Hi Guys- need some help. I have a 1968 GTO that was built in Fremont. When I purchased the car, the original motor was included in the deal. 9790071 YS. I have that motor on a stand preparing for rebuild. The car came with a running motor in it. Here’s the catch: it’s a block code 9799914 YD. I have the Pontiac casting # book and can’t find that motor. It’s currently got the #16 heads and 4bbl intake from the original motor on it. Is this block a ghost? I’m pretty sure it’s a 70 casting.


----------



## BLK69JUDGE (Jun 10, 2010)

going from memory

1970
290 hp
4 bolt block
2 bolt caps

good engines .... 1 year casting


----------



## Bill E (Apr 14, 2011)

I get it that you’re going by memory but I can’t find it anywhere. What makes you sure?


----------



## bigD (Jul 21, 2016)

Yeah, a '70 YD is a 290hp 2-barrel 400.

Just type in YD, on the engine code line.

Wallace Racing's Pontiac Engine Search


----------



## Bill E (Apr 14, 2011)

After going through the Pontiac casting # book, 9799914 is a 1970 casting. I see a couple RAIII engines in Firebird and GTO with that casting # and 4 bolt main caps. Those are only in California engines which this engine is. ( Z code) I see lots of Grand Prix’s, Tempest, and Catalina’s with that casting # and 2bolt mains.


----------



## Bill E (Apr 14, 2011)

If casting # 9799914 was used for 1970 RAIII engines with 4-bolt mains, does that mean all # 9799914 castings are drilled and tapped for 4-bolt mains? This motor might be worth something.


----------



## bigD (Jul 21, 2016)

Lots of Pontiac engines were drilled & tapped for 4-bolt caps, but came with 2-boit caps.

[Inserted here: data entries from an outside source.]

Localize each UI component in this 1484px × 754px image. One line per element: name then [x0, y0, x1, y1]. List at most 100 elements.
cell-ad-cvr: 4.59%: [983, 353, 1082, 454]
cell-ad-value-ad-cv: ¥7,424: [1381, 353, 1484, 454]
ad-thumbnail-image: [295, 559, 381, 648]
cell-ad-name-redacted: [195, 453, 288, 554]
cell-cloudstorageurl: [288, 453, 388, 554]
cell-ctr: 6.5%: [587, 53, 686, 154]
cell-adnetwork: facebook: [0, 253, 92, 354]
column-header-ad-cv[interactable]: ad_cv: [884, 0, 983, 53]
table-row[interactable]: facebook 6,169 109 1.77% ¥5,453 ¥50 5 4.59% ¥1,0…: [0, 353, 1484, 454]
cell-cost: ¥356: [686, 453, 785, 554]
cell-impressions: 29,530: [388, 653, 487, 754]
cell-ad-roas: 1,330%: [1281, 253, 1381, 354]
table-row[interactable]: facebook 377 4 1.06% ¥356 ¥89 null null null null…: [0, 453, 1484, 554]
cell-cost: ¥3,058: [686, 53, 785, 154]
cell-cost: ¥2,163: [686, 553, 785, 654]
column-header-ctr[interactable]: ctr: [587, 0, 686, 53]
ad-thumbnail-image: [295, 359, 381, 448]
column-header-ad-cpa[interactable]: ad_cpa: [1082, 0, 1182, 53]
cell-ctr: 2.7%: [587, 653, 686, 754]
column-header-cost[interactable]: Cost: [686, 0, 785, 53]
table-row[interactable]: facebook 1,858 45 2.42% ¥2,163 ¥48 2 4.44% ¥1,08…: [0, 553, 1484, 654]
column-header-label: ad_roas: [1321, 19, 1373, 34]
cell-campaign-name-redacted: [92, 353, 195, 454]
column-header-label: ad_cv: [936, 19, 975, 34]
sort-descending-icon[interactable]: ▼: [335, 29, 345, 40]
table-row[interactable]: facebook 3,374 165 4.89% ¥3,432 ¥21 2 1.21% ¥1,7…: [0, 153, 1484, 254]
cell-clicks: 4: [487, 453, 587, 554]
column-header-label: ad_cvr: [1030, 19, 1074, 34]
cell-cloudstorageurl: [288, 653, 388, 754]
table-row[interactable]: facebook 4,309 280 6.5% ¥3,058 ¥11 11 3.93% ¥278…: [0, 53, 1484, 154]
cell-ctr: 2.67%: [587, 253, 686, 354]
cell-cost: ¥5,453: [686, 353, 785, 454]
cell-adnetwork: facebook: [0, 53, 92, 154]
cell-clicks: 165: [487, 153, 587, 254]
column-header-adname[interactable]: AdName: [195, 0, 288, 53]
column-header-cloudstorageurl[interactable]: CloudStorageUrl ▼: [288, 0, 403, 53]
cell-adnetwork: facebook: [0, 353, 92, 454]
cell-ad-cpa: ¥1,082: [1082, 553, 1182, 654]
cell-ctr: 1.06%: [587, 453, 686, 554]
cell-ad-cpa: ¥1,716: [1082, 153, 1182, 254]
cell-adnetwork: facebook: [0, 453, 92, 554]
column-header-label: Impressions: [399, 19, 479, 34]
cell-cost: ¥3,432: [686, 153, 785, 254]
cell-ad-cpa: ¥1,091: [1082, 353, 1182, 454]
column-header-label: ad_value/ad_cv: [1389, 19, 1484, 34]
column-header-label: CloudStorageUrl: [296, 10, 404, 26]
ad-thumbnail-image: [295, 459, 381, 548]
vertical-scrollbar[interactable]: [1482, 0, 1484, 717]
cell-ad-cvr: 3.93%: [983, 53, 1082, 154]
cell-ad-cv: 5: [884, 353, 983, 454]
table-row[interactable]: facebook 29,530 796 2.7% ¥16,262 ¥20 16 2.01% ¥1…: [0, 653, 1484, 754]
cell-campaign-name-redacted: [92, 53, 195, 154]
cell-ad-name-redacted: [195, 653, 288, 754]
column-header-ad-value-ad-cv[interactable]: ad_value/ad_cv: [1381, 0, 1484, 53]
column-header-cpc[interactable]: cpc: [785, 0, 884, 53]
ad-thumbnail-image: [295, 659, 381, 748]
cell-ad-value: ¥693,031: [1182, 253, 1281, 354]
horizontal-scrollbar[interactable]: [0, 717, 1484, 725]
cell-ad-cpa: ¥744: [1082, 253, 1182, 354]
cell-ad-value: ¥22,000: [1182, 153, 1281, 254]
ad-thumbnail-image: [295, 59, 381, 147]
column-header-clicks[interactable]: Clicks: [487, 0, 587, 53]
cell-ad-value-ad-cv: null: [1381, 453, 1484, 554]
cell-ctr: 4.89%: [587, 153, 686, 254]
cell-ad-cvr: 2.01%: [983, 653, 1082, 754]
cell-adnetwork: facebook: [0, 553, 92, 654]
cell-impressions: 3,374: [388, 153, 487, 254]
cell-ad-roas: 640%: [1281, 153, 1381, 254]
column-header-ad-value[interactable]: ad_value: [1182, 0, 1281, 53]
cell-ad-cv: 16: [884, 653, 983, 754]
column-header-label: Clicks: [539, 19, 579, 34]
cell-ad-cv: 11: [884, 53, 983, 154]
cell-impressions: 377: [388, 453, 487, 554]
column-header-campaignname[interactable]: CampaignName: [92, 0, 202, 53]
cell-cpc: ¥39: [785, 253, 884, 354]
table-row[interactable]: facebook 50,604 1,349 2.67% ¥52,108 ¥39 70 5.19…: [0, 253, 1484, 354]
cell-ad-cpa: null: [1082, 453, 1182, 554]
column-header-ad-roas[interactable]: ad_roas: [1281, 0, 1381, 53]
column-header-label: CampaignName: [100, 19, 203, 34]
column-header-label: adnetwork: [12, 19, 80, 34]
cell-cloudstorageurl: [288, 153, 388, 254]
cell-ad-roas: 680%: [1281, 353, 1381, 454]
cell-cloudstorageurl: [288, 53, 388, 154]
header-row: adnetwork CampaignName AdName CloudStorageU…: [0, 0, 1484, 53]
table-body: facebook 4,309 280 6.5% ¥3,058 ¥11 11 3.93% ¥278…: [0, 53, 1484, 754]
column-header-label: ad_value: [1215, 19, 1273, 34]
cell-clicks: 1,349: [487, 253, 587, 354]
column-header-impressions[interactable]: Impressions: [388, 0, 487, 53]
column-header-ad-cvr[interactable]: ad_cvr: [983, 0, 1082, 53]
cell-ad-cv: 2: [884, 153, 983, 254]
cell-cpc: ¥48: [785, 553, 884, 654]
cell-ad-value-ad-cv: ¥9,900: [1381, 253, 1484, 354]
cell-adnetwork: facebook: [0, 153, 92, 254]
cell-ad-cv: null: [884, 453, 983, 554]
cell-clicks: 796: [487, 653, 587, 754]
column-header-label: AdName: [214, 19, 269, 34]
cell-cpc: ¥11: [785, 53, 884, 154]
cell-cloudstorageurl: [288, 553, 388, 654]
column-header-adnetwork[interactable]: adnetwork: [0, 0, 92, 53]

All the '70-'74 455's I built to race were that way. 

If you run 2-bolt caps, the webs would be stronger if those extra holes were not drilled. 

Some buy 4-bolt caps & have the block line honed or bored. 

Some recommend putting bolts in the empty holes, to add a little strength, I suppose. I never had any block problems, at the 400hp/500 torque level.


----------